NEWS 2005

 

Department Could Not Disobey Directive

Thato Chwaane

Assistant director of national parks, Jan Broekhuis said yesterday that the department was not at liberty to disobey a presidential directive issued on October 2002. During a re-examination in the Basarwa relocation case by the lead state counsel Sidney Pilane, Broekhuis said the directive stipulated that the national parks regulations be strictly enforced within the Central Kalahari Game Reserve (CKGR).

It stated that there should be regular patrols within and along the CKGR boundaries by the department. It ordered that special game licences for domestic purposes be exclusively issued to residents of relocation settlements of Kaudwane and New Xade for hunting in the wildlife management area. The directive said that all people who have been relocated and compensated should not be allowed to resettle in the CKGR and that government adopt a policy that no amenities and facilities should be provided to people remaining in the reserve. Pilane said that he was bringing up the directive because issues related to special game licences and enforcement of regulations had been discussed in the cross-examination and it had been implied that there was political interference in the preparation of the management plan for parks. Broekhuis said that at the time of writing the draft plan, they were no longer providing special game licences to the people of CKGR. He said at the time, there were 17 people who had declined to relocate from the reserve.
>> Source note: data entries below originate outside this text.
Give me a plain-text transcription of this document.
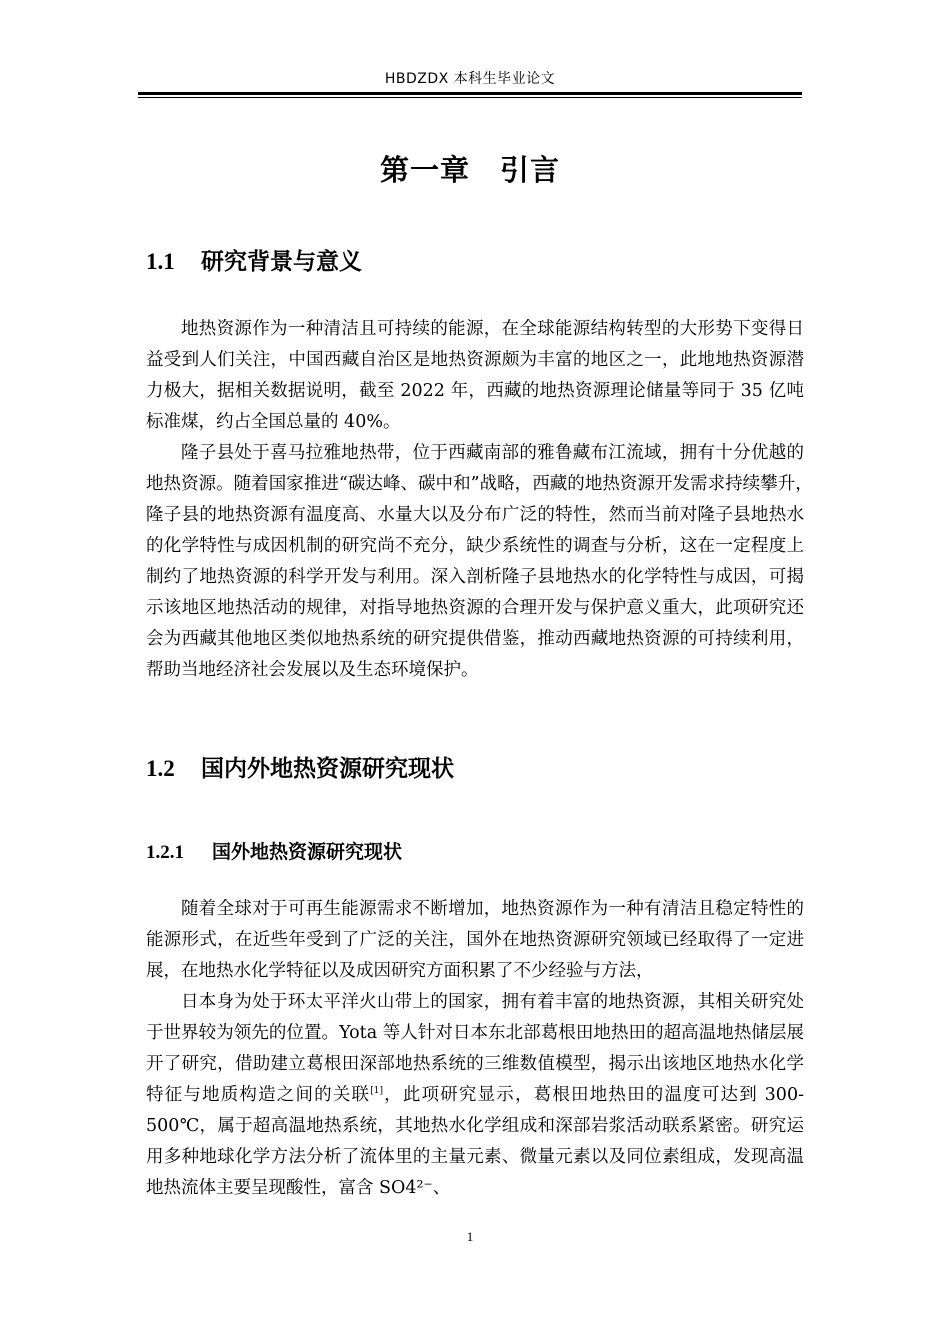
HBDZDX 本科生毕业论文
第一章　引言
1.1 研究背景与意义

地热资源作为一种清洁且可持续的能源，在全球能源结构转型的大形势下变得日益受到人们关注，中国西藏自治区是地热资源颇为丰富的地区之一，此地地热资源潜力极大，据相关数据说明，截至 2022 年，西藏的地热资源理论储量等同于 35 亿吨标准煤，约占全国总量的 40%。

隆子县处于喜马拉雅地热带，位于西藏南部的雅鲁藏布江流域，拥有十分优越的地热资源。随着国家推进“碳达峰、碳中和”战略，西藏的地热资源开发需求持续攀升，　隆子县的地热资源有温度高、水量大以及分布广泛的特性，然而当前对隆子县地热水的化学特性与成因机制的研究尚不充分，缺少系统性的调查与分析，这在一定程度上制约了地热资源的科学开发与利用。深入剖析隆子县地热水的化学特性与成因，可揭示该地区地热活动的规律，对指导地热资源的合理开发与保护意义重大，此项研究还会为西藏其他地区类似地热系统的研究提供借鉴，推动西藏地热资源的可持续利用，帮助当地经济社会发展以及生态环境保护。

1.2 国内外地热资源研究现状
1.2.1 国外地热资源研究现状

随着全球对于可再生能源需求不断增加，地热资源作为一种有清洁且稳定特性的能源形式，在近些年受到了广泛的关注，国外在地热资源研究领域已经取得了一定进展，在地热水化学特征以及成因研究方面积累了不少经验与方法，

日本身为处于环太平洋火山带上的国家，拥有着丰富的地热资源，其相关研究处于世界较为领先的位置。Yota 等人针对日本东北部葛根田地热田的超高温地热储层展开了研究，借助建立葛根田深部地热系统的三维数值模型，揭示出该地区地热水化学特征与地质构造之间的关联[1]，此项研究显示，葛根田地热田的温度可达到 300-500℃，属于超高温地热系统，其地热水化学组成和深部岩浆活动联系紧密。研究运用多种地球化学方法分析了流体里的主量元素、微量元素以及同位素组成，发现高温地热流体主要呈现酸性，富含 SO4²⁻、

1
He said they were not at liberty to ignore Section 12 of Wildlife Conservation and National Parks Act of 1992 when dealing with the people of CKGR. The section states that no person shall hunt in a game reserve or sanctuary. He said this did not only apply to CKGR but to other game reserves as well. He said hunting without a permit is regarded as poaching. He said domestic livestock would emerge winners against wildlife, as it was a form of industry that was more powerful and would gain access to water and grazing land. He said people in the CKGR had chosen New Xade as one of the resettlement areas because its resources were good. He said they were aware that they had other choices.

He said the 2002 relocation taskforce report that stated that people had wanted to return to CKGR, showed that 88.5 percent wished to stay at the settlement. Commenting on another relocation from Makgadikgadi pans national parks, he said the Zaoga people were the last to relocate in 2003. He said that the people had to relocate due the construction of a fence and that there had been prior consultations. Broekhuis said there were no human populations in Makgadikgadi that was declared a national park in the 1970s. He said the former residents were compensated, moved and there had been no objections.
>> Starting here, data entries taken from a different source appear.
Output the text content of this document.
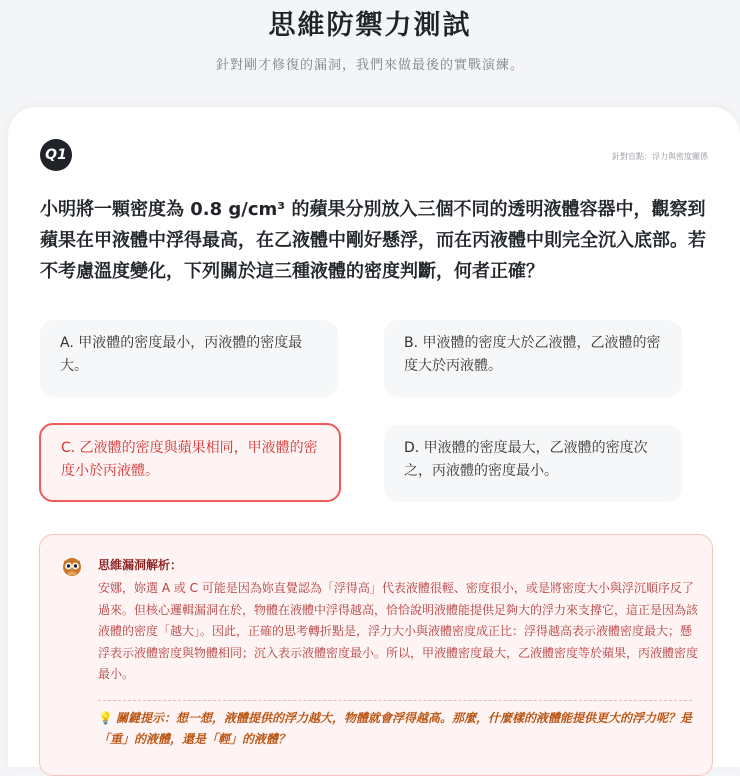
思維防禦力測試
針對剛才修復的漏洞，我們來做最後的實戰演練。
Q1	針對盲點：浮力與密度關係
小明將一顆密度為 0.8 g/cm³ 的蘋果分別放入三個不同的透明液體容器中，觀察到蘋果在甲液體中浮得最高，在乙液體中剛好懸浮，而在丙液體中則完全沉入底部。若不考慮溫度變化，下列關於這三種液體的密度判斷，何者正確？
A. 甲液體的密度最小，丙液體的密度最大。
B. 甲液體的密度大於乙液體，乙液體的密度大於丙液體。
C. 乙液體的密度與蘋果相同，甲液體的密度小於丙液體。
D. 甲液體的密度最大，乙液體的密度次之，丙液體的密度最小。
思維漏洞解析：
安娜，妳選 A 或 C 可能是因為妳直覺認為「浮得高」代表液體很輕、密度很小，或是將密度大小與浮沉順序反了過來。但核心邏輯漏洞在於，物體在液體中浮得越高，恰恰說明液體能提供足夠大的浮力來支撐它，這正是因為該液體的密度「越大」。因此，正確的思考轉折點是，浮力大小與液體密度成正比：浮得越高表示液體密度最大；懸浮表示液體密度與物體相同；沉入表示液體密度最小。所以，甲液體密度最大，乙液體密度等於蘋果，丙液體密度最小。
💡 關鍵提示：想一想，液體提供的浮力越大，物體就會浮得越高。那麼，什麼樣的液體能提供更大的浮力呢？是「重」的液體，還是「輕」的液體？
Broekhuis said the First People of Kalahari (FPK) were not entitled to have all their views and preferences incorporated in the draft final plan, which was the official position of the department. He said the FPK understood that any consultations would have to be approved by the department.
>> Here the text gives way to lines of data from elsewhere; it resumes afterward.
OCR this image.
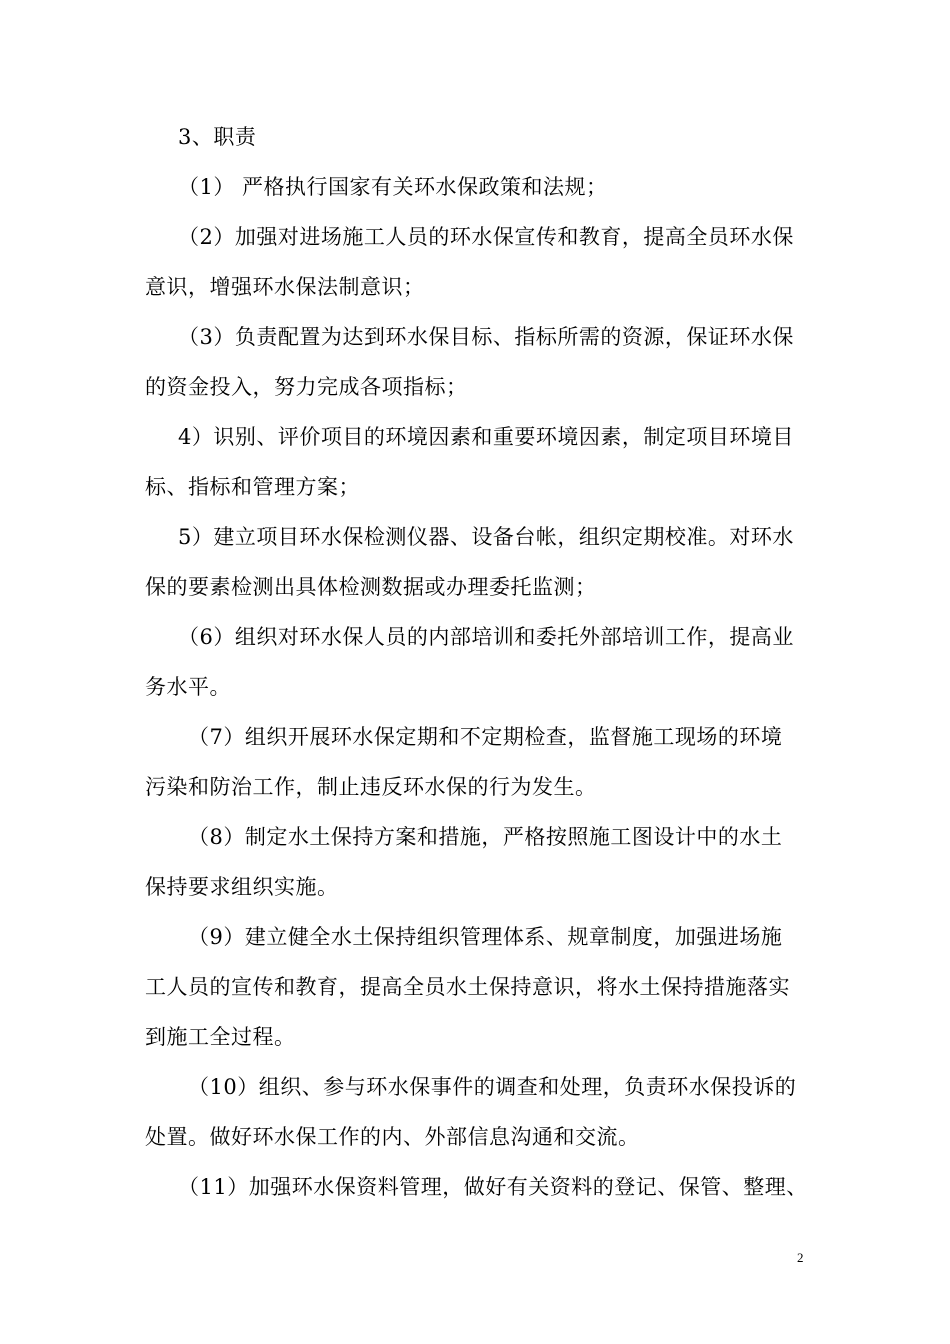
3、职责
（1） 严格执行国家有关环水保政策和法规；
（2）加强对进场施工人员的环水保宣传和教育，提高全员环水保
意识，增强环水保法制意识；
（3）负责配置为达到环水保目标、指标所需的资源，保证环水保
的资金投入，努力完成各项指标；
4）识别、评价项目的环境因素和重要环境因素，制定项目环境目
标、指标和管理方案；
5）建立项目环水保检测仪器、设备台帐，组织定期校准。对环水
保的要素检测出具体检测数据或办理委托监测；
（6）组织对环水保人员的内部培训和委托外部培训工作，提高业
务水平。
（7）组织开展环水保定期和不定期检查，监督施工现场的环境
污染和防治工作，制止违反环水保的行为发生。
（8）制定水土保持方案和措施，严格按照施工图设计中的水土
保持要求组织实施。
（9）建立健全水土保持组织管理体系、规章制度，加强进场施
工人员的宣传和教育，提高全员水土保持意识，将水土保持措施落实
到施工全过程。
（10）组织、参与环水保事件的调查和处理，负责环水保投诉的
处置。做好环水保工作的内、外部信息沟通和交流。
（11）加强环水保资料管理，做好有关资料的登记、保管、整理、
2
Meanwhile, Pilane asked Broekhuis about the disparity of figures found in the draft final and third draft plan. Broekhuis said there was no reason to believe the data was unreliable. However, he had said under cross-examination that the 1990 results of two dry season surveys of gemsbok had anomalies. But yesterday he stated that the results depended on the situation. In the end, Justice Mpaphi Phumaphi noted that the number of gemsbok did not really go to the root of the case. He said at the end of the day, they needed to determine whether people were coerced out of the CKGR or not. But Basarwa lawyer, Gordon Bennett explained that in his sworn affidavit, the former director of national parks, Joe Matlhare said that human settlements were a disturbance to wildlife. Bennett added that Basarwa expert witness, Arthur Albertson, said there was no serious impact of human settlements on wildlife. Another judge Maruping Dibotelo urged the two counsels to confine themselves to issues and minimise objections. The case continues today.